Me guardé mi opinión, pero no me gustó nada oír aquello. Tom sólo tenía treinta años, y estaba en el mejor momento de la juventud, pero en lo que se refería a las mujeres y la búsqueda del amor, era como si hubiese renunciado a toda esperanza. Su última novia fija había sido una compañera de universidad llamada Linda no sé cuántos, pero rompieron seis meses antes de que él se marchara de Ann Acbor, y desde entonces había tenido tan mala suerte que poco a poco se había ido retirando de la circulación. Dos días antes me había contado que hacía más de un año que no salía con ninguna chica, lo que significaba que su silenciosa veneración por la B. P. M. constituía la totalidad de su vida amorosa. Era algo que daba pena. El chico necesitaba armarse de valor y hacer otro esfuerzo. Como mínimo, le hacía falta un buen polvo y dejar de pasarse las noches soñando con una madre beatífica. Yo estaba en la misma situación, desde luego, pero al menos sabía cómo se llamaba la chica de mis sueños, y siempre que iba al Cosmic Diner y me sentaba en mi mesa habitual, podía hablar realmente con ella. Eso era suficiente para un verdadero carcamal como yo. Yo ya había corrido lo mío, y me había divertido de lo lindo, y lo que me pasara no tenía mucha importancia. Si se presentaba la ocasión de apuntarme un nuevo tanto, no diría que no, pero no se trataba de un asunto de vida o muerte. En cuanto a Tom, todo dependía de tener agallas para lanzarse de nuevo al ruedo. Si no, se pudriría en la oscuridad de su insignificante infierno particular, y con el paso de los años se iría amargando poco a poco, hasta convertirse en una persona distinta de la que tenía que haber sido.
– Me gustaría ver a esa criatura con mis propios ojos -repuse-. Según lo cuentas, es como una aparición venida de otro mundo.
– Cuando quieras, Nathan. Ven un día a mi apartamento a las ocho menos cuarto de la mañana, y daremos un paseo hasta su casa. No te decepcionará, te lo garantizo.

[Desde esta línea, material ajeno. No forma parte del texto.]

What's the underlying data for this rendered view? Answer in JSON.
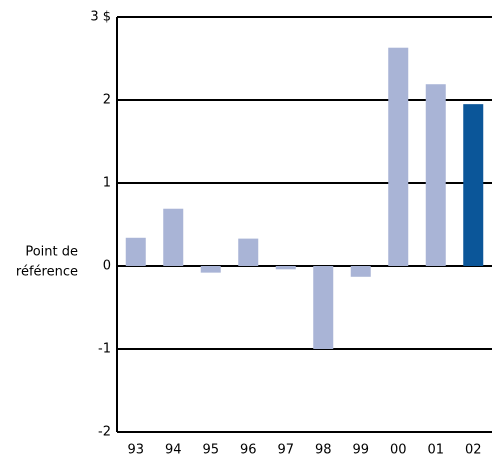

Y así fue como al día siguiente, por la mañana temprano deambulábamos por la calle preferida de Tom en Brooklyn. Supuse que exageraba cuando hablaba del «poder hipnótico» de la Bella y Perfecta Madre, pero resultó que me había equivocado. Aquella mujer era efectivamente perfecta, una sublime encarnación de lo angélico y lo bello, y verla sentada en los escalones de la entrada de su casa con los brazos en torno a las dos criaturas bastaba para estremecer el corazón de cualquier cascarrabias que pasara. Tom y yo observábamos desde la acera de enfrente, discretamente situados bajo una acacia gigantesca, y lo que más me conmovió de la amada de mi sobrino fue su absoluta libertad de movimientos, una especie de abandono espontáneo que le permitía vivir plenamente en el momento, en un ahora siempre presente, en continua expansión. Le calculé unos treinta años, pero sus gestos eran tan sencillos y naturales como los de una adolescente, y daba gusto ver cómo una mujer tan encantadora salía a la calle vestida con un pantalón con peto blanco y una camisa de franela de cuadros. Era un signo de confianza, pensé, una indiferencia hacia las opiniones de los demás que sólo muestran los espíritus más firmes y sólidos. No es que me sintiera inclinado a renunciar a mi secreto encaprichamiento, pero, según todos los criterios objetivos de la belleza femenina, era consciente de que Marina González no le llegaba ni a la suela del zapato.
– Seguro que es pintora -dije a Tom.
– ¿Por qué lo dices? -repuso él.
– El peto. A los pintores les gusta llevar peto. Qué lástima que la galería de Harry se fuera al traste. Le habríamos organizado una exposición.